After much debate and two more benedryl, I made my way to the hospital at 10pm.  Was taken kind of quickly, got a snarky, “So what do you eat?” from the triage nurse, so I responded as though it was a typical question on her form, because I don’t have time for that rudeness, and was ushered off to the “chairs” in the ER.  Because there weren’t enough beds.  Two hours and only one nurse later, I still hadn’t seen a doctor.  And my swelling was subsiding by this point but I knew I’d be screwed for the next few days for not taking care of this sooner.  So I approached the bench, if you will, and talked to a doctor who was doing paperwork.  She said she understood, and ordered some steroids (Prednisone) and Pepcid (an antihistamine that blocks stomach histamines, as opposed to benedryl which blocks other histamines).  Easy as pie.  Because she and I both knew what I was there for.  I was alive, just needed medicine, and doctors don’t prescribe meds in the middle of the night except in ERs.  I waited about half an hour for the prescription to be filled, talked to a resident soon after, and he monitored me for an hour – wherein I got a rash all over my stomach and back (what is with these skin reactions?) but he said it was no bigs and as long as my throat wasn’t worsening, I could go.  So now I’m on the steroids for the next few days (just in time to stay up all night retelling the story of the Jews’ exodus from Egypt, woot Passover! Maybe I’ll pull a Rabbi Tarfon and stay up until the zman comes), more pepcid, more benedryl…

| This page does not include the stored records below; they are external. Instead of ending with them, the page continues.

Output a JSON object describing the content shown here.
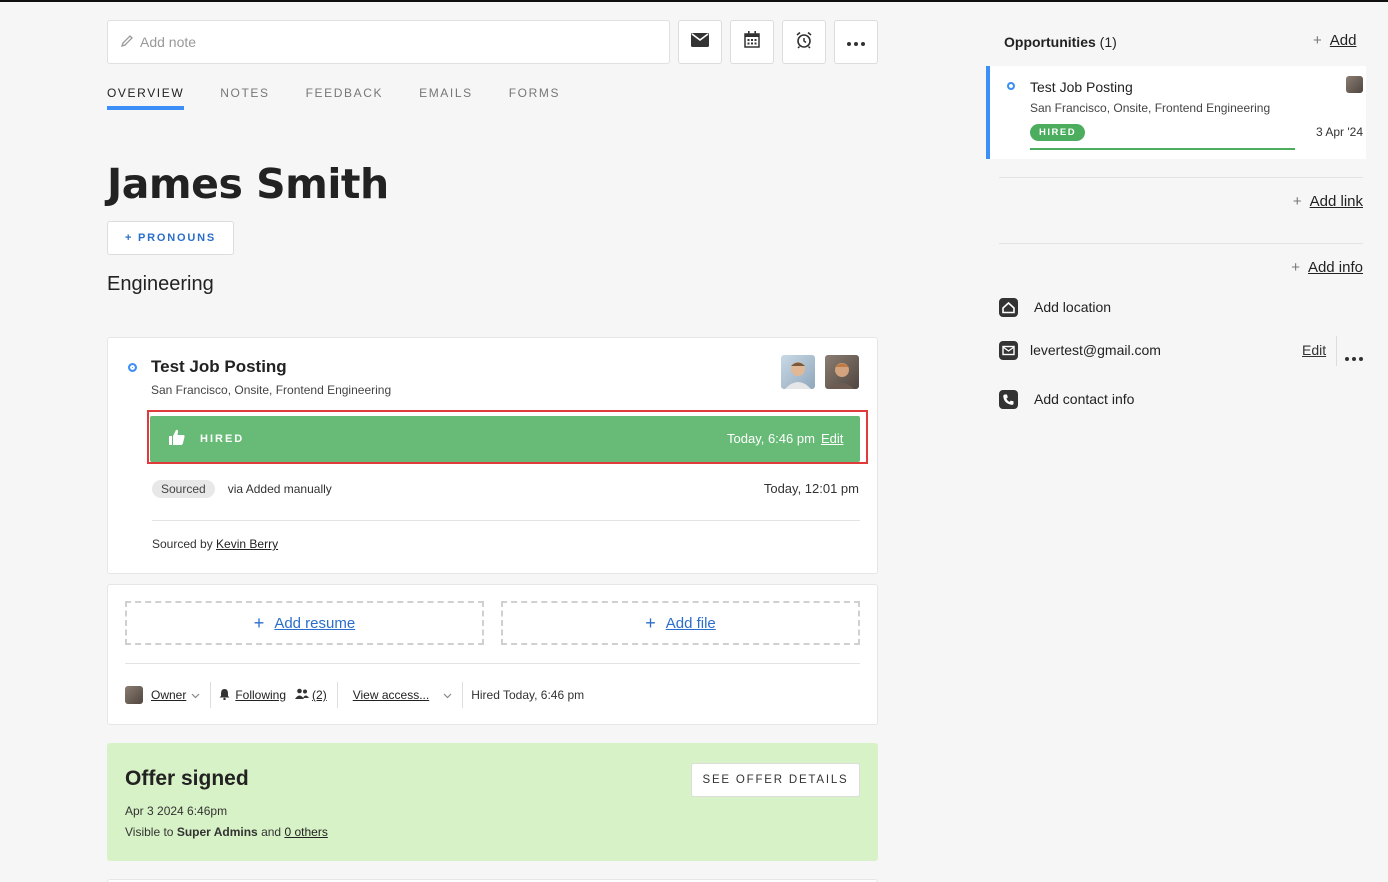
{
  "toolbar": {
    "note_placeholder": "Add note"
  },
  "tabs": [
    {
      "label": "OVERVIEW"
    },
    {
      "label": "NOTES"
    },
    {
      "label": "FEEDBACK"
    },
    {
      "label": "EMAILS"
    },
    {
      "label": "FORMS"
    }
  ],
  "candidate": {
    "name": "James Smith",
    "pronouns_button": "+ PRONOUNS",
    "headline": "Engineering"
  },
  "opportunity": {
    "title": "Test Job Posting",
    "subtitle": "San Francisco, Onsite, Frontend Engineering",
    "stage": "HIRED",
    "stage_time": "Today, 6:46 pm",
    "edit_label": "Edit",
    "source_pill": "Sourced",
    "source_via": "via Added manually",
    "source_time": "Today, 12:01 pm",
    "sourced_by_prefix": "Sourced by",
    "sourced_by_name": "Kevin Berry"
  },
  "files": {
    "add_resume": "Add resume",
    "add_file": "Add file",
    "owner_label": "Owner",
    "following_label": "Following",
    "followers_count": "(2)",
    "view_access": "View access...",
    "hired_status": "Hired Today, 6:46 pm"
  },
  "offer": {
    "title": "Offer signed",
    "date": "Apr 3 2024 6:46pm",
    "visible_prefix": "Visible to",
    "visible_group": "Super Admins",
    "visible_and": "and",
    "visible_others": "0 others",
    "details_button": "SEE OFFER DETAILS"
  },
  "sidebar": {
    "opportunities_title": "Opportunities",
    "opportunities_count": "(1)",
    "add_label": "Add",
    "opp_title": "Test Job Posting",
    "opp_subtitle": "San Francisco, Onsite, Frontend Engineering",
    "opp_stage": "HIRED",
    "opp_date": "3 Apr '24",
    "add_link": "Add link",
    "add_info": "Add info",
    "add_location": "Add location",
    "email": "levertest@gmail.com",
    "email_edit": "Edit",
    "add_contact": "Add contact info"
  },
  "colors": {
    "accent": "#3b8ff6",
    "hired_green": "#67bb76",
    "offer_bg": "#d8f2c7",
    "highlight_red": "#e03a3a"
  }
}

Guess I won’t be trying wheat on day 30, which is tomorrow.   Not sure if this month of a cleanse has been successful or not. I guess I learned that I’m not crazy and that I can take care of myself and how to do so, but I don’t know if I narrowed my allergies at all.  Because I didn’t positive to apples, and all I ate at 6:45 was an apple…so…something is amiss.  But we’ll figure it out.  This’ll end.

Anyway, things I overheard in the emergency room:

1. “I smoked marijuana before I came here because I was nervous about the surgery.  So I thought that if I was gonna die today I may as well enjoy myself and go out with a bang, I was so good when I got here but I’ve been waiting so long it’s all gone now.”

2. “She found the knife, was playing with it, and then tased herself.”

3. “I’m not going to pee in a cup. I don’t have to pee.  I feel like I’m going to throw up, I’m not here to pee.  I’m here to sit down.  And get better.”  BEAT. “I have another cup in my purse from the last person who told me to pee.  I’ll pee when I have to pee.”

Let me tell you, it was no Grey’s Anatomy.  I was dying for Lexie or Christina or someone but mostly it was a bunch of tired NYers who are total honey badgers (ie: don’t give a fuck).

And yeah…I’m awake.  That’s what ‘roids and 5 hours in a hospital will do for you.